Henri II : l’ultime tournoi du roi
Le 22 juin 1559, Henri II marie sa fille aînée, Elisabeth, avec le roi d’Espagne Philippe II. A cette occasion, un tournoi est organisé auquel le roi tient à participer puisque passionné des rituels chevaleresques. Le tournoi se déroule le 30 juin sous une chaleur étouffante, ce qui ne décourage pas la foule. Au milieu de cette fête, seule la reine Catherine de Médicis est inquiète : la nuit précédant le tournoi, elle a rêvé que son époux était gravement blessé, la figure en sang. Elle a encore en mémoire ce que, sept ans auparavant, l’évêque et astrologue Luc Gauric lui a conseillé : que le roi évite tout combat singulier autour de la quarantaine car il serait alors menacé d’une blessure à la tête, entraînant la mort. Henri II a justement eu 40 ans en mars 1559. Remonte également dans l’esprit de Catherine la prédiction de Nostradamus (né Michel de Nostre-Dame), astrologue et conseiller du roi, qui a annoncé en 1555 une prophétie qui s’appliquera parfaitement à la situation, quatre ans plus tard :
Le lyon jeune, le vieux surmontera
En champs bellique par singulier duelle
Dans cage d’or les yeux les crèvera
Deux classes une, puis mourir : mort cruelle
Pour renforcer l’inquiétude de la reine, le cheval que monte son époux alors de ce tournoi porte le nom singulier – et signe de mauvais présage – de « Malheureux ».

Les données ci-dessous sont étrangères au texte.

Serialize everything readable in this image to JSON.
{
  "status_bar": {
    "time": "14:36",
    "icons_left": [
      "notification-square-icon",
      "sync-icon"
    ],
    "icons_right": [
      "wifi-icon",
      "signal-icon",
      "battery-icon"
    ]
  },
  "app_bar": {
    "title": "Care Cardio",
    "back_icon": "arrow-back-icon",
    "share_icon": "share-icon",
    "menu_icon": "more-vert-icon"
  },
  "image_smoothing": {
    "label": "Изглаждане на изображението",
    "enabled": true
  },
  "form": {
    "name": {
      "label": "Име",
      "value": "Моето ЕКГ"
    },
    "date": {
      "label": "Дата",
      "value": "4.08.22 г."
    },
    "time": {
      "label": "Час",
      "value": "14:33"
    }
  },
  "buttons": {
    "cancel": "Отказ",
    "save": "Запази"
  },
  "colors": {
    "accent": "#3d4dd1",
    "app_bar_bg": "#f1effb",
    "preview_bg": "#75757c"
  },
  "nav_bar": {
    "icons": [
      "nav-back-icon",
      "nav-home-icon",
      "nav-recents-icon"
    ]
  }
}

Après s’être mesuré aux grands noms de la noblesse à l’image du duc de Nemours et duc de Guise, le roi a pour rival le jeune Gabriel de Lorges, comte de Montgomery, capitaine de ses gardes. Une première fois, les deux adversaires s’élancent : il y a un choc entre les deux hommes mais aucun n’est désarçonné. Henri II insiste alors pour rompre une deuxième lance. Malgré les supplications de la reine, qui voit dans cette action un présage néfaste, et même si Montgomery affirme que « la victoire est au roi », Henri, orgueilleux, tient à recueillir une belle victoire sur le capitaine. Bien que la requête soit contraire aux usages, les juges du tournoi accèdent à la royale demande. Après tout, ce que roi veut…
Le maréchal de Vieilleville couvre le souverain de son casque mais, dans la précipitation, il oublie de mettre le crochet à la visière. Autre erreur d’importance – dont personne ne se rend compte sur le moment : Gabriel de Montgomery omet de changer de lance, comme le veut la règle. Or, la sienne a été brisée par le premier duel et ce qu’il en reste est « acéré comme une lame de rasoir ».
Lorsque les deux cavaliers s’élancent à nouveau, la lance de Montgomery se brise sur la cuirasse royale, glisse sur l’armure et pénètre à travers le casque du roi. Un moment, on croit Henri II simplement étourdi par la violence du choc. Personne ne comprend la gravité de la situation, sauf peut-être la reine Catherine, qui est livide devant ce spectacle. Finalement, le roi s’effondre et tombe de cheval. Lorsqu’on lui enlève son casque, on se rend compte que la lance cassée a transpercé en cinq endroits le visage de souverain. Henri II est emmené au palais des Tournelles (à Paris). Son premier médecin, Jean Chapelain, ne parvient pas à faire face à la grave infection. Il fait alors appel à Ambroise Paré, chirurgien du roi. Un médecin de Philippe II d’Espagne, gendre du roi de France, accourt à son tour. Cinq éclats sont retirés dont l’un, dans l’œil, fait près de dix centimètres. Le roi n’est pas anesthésié et s’évanouit sous la douleur. De son côté, Ambroise Paré se fait apporter les têtes de condamnés à mort (3, 4 ou 6 selon les versions), exécutés dans l’urgence, afin de reproduire les blessures du roi et d’y trouver un remède. Le chirurgien veut tenter une ultime opération (le « trépan ») sur son royal patient, mais constate sur la plaie une « altération en la substance du cerveau qui estoit d’une couleur jaunâtre, environ la grandeur d’un pouce, auquel lieu estoit un commencement de putréfaction« . Face à l’état désespéré du roi, Ambroise Paré renonce et annonce que son patient est condamné.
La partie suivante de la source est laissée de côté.